Several nerves connect these muscles and send important signals throughout the rotator cuff. These include the subscapular nerve, the suprascapular nerve, and the axillary nerve. The rotator cuff also contains bursae, which are fluid-filled sacs that separate tissues. These bursae act as cushions that protect different tissues by reducing friction.

Some common rotator cuff injuries include:


A rotator cuff tear involves an injury to one of the cuff tendons. This tear can injure one or multiple tendons, but it most commonly affects the supraspinatus tendon.

A tear can be either partial or full-thickness. A partial tear, also known as an incomplete tear, damages the tendon but does not completely sever it. A full-thickness, or complete tear, totally severs the tendon from the bone and may leave a hole in the tendon.

The main causes of a rotator cuff tear are injury and degeneration. An acute tear happens when trauma or an accident results in injury and a torn tendon. However, most tears are degenerative, which means that they happen slowly over time. A degenerative tear could develop as a result of ongoing stress to the tendon, lessened blood supply during aging, or bone spurs.

Medical professionals may use imaging techniques such as X-ray, ultrasound, and MRI to help diagnose a full or partial tendon tear.


Rotator cuff tendinitis is the term for inflammation of the rotator cuff tendons.
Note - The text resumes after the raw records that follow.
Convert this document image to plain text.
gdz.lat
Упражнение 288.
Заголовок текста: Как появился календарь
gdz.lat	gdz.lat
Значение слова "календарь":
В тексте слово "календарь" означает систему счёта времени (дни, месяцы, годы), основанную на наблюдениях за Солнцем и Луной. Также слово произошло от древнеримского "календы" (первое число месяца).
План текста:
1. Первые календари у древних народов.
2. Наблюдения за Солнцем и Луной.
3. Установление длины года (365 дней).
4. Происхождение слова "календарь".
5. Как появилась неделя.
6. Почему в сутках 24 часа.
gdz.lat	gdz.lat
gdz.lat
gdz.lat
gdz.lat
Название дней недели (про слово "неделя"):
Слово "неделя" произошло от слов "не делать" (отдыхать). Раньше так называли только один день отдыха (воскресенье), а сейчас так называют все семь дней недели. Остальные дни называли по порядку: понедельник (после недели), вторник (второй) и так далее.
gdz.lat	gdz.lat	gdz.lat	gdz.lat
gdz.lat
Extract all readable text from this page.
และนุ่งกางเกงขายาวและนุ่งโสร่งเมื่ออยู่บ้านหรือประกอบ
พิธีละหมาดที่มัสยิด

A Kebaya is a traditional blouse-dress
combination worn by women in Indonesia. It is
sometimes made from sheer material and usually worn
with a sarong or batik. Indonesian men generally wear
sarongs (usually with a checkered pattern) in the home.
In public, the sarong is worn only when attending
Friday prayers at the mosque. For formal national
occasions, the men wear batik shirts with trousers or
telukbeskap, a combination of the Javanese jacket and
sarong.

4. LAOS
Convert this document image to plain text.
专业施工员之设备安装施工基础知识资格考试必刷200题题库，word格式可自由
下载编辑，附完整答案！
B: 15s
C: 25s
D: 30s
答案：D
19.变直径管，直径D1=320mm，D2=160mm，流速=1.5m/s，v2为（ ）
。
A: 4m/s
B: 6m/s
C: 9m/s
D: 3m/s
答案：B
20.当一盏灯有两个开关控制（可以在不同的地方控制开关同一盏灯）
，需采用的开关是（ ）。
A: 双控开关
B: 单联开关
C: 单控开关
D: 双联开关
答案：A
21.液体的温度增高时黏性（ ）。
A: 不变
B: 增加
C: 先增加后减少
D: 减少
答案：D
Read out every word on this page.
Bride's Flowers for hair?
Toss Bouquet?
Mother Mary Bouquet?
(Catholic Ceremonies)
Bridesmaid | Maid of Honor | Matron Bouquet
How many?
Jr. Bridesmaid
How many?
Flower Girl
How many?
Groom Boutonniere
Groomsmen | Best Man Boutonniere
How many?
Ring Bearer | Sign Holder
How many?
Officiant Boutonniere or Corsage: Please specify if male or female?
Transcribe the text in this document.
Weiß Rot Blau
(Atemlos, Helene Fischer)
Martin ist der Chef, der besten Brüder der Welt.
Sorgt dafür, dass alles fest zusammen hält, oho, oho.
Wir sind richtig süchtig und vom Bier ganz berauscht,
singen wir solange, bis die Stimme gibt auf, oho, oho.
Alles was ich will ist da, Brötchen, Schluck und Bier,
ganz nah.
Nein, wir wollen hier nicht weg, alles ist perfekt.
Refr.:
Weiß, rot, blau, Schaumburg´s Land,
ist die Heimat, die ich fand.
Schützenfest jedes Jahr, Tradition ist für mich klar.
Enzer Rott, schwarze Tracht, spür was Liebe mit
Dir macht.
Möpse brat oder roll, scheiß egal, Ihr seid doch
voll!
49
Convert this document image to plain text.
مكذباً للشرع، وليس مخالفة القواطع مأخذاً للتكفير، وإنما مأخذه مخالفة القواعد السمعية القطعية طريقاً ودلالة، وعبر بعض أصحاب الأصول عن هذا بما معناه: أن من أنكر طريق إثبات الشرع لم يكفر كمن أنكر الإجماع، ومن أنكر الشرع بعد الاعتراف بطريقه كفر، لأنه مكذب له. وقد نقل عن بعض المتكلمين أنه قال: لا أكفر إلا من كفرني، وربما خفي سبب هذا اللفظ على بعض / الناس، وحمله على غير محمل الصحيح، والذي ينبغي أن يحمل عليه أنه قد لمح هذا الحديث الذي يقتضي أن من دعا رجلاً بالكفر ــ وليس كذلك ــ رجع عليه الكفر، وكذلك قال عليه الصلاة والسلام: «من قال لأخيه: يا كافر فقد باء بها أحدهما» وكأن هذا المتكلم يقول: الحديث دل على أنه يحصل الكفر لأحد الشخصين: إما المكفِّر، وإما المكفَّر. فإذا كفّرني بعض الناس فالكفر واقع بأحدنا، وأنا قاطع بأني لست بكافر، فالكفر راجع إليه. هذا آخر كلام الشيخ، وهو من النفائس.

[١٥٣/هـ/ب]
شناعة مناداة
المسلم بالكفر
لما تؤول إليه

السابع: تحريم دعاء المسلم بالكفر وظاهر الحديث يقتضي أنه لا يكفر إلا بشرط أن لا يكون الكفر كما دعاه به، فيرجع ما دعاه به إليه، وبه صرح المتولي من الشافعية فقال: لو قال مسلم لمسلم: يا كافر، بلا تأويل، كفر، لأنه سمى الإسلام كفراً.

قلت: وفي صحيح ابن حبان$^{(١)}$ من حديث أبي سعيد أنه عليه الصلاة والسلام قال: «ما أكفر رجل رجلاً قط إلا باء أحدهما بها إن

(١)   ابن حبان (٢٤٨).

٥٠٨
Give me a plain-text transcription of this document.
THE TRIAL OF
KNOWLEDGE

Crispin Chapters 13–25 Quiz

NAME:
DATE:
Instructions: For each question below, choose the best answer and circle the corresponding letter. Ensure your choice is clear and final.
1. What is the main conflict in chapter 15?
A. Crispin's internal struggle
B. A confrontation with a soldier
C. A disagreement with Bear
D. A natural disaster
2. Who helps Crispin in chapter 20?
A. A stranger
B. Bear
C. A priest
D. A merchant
This condition can affect people of any age with varying degrees of activity level.

Tendonitis typically occurs due to irritation or damage to the tendons following sporting or repetitive overhead movements. Some people may also experience a shoulder impingement, also known as swimmer’s shoulder, in which a tendon or bursa rubs against the shoulder blade, causing pain. This type of injury is common among people who play sports such as baseball and tennis or have occupations such as construction and painting.

After asking about the person’s specific symptoms, a doctor may perform a physical exam and suggest imaging tests to help confirm the diagnosis.


Bursitis refers to the inflammation of a bursa. These lubricating sacs allow the rotator cuff tendons to glide freely when a person moves their arm. However, too much friction in the shoulder from repetitive movements or trauma may cause irritation and result in bursitis.

Similar to other rotator cuff injuries, a doctor will typically perform a physical exam and use imaging tests to help diagnose bursitis of the shoulder.

The symptoms of rotator cuff injury vary depending on the individual and the injury they have sustained. Some common symptoms of injury may include:

  • pain or swelling in the shoulder
  • difficulty moving the arm
  • a clicking or popping sound when moving the arm
  • weakness in the shoulder

Treatment options may also vary depending on the type and severity of the rotator cuff injury. As part of treatment and recovery, a doctor may recommend:

  • taking over-the-counter nonsteroidal anti-inflammatory drugs or pain medications to minimize swelling and discomfort
  • applying cloth-wrapped ice packs to the affected area
  • resting and avoiding activities that may irritate the shoulder
  • sleeping on the unaffected side or on the back
  • taking warm baths or showers to help relax the muscles

In some cases, when a person can comfortably use their shoulder, a doctor may suggest using rehabilitation exercises to aid healing. These exercises and stretches may also help prevent future injuries. A doctor may also refer a person to a physical therapist or specialist for other treatment options.

In more severe cases, for which nonsurgical options will likely prove ineffective, a doctor may suggest surgery.

Anyone experiencing chronic shoulder pain should consider contacting a doctor or orthopedic surgeon. These professionals can evaluate the shoulder, determine the cause of pain, and suggest treatment options to relieve symptoms and aid recovery.

The rotator cuff is a group of four muscles that control arm movement and shoulder rotation. As the shoulder joint is very mobile, and people use it frequently for both sport and work, injuries to the rotator cuff are fairly common.

Anyone who experiences severe or persistent pain in their shoulder should consult a doctor to get a diagnosis. The treatment typically involves resting, avoiding strenuous activities, and performing gentle stretches.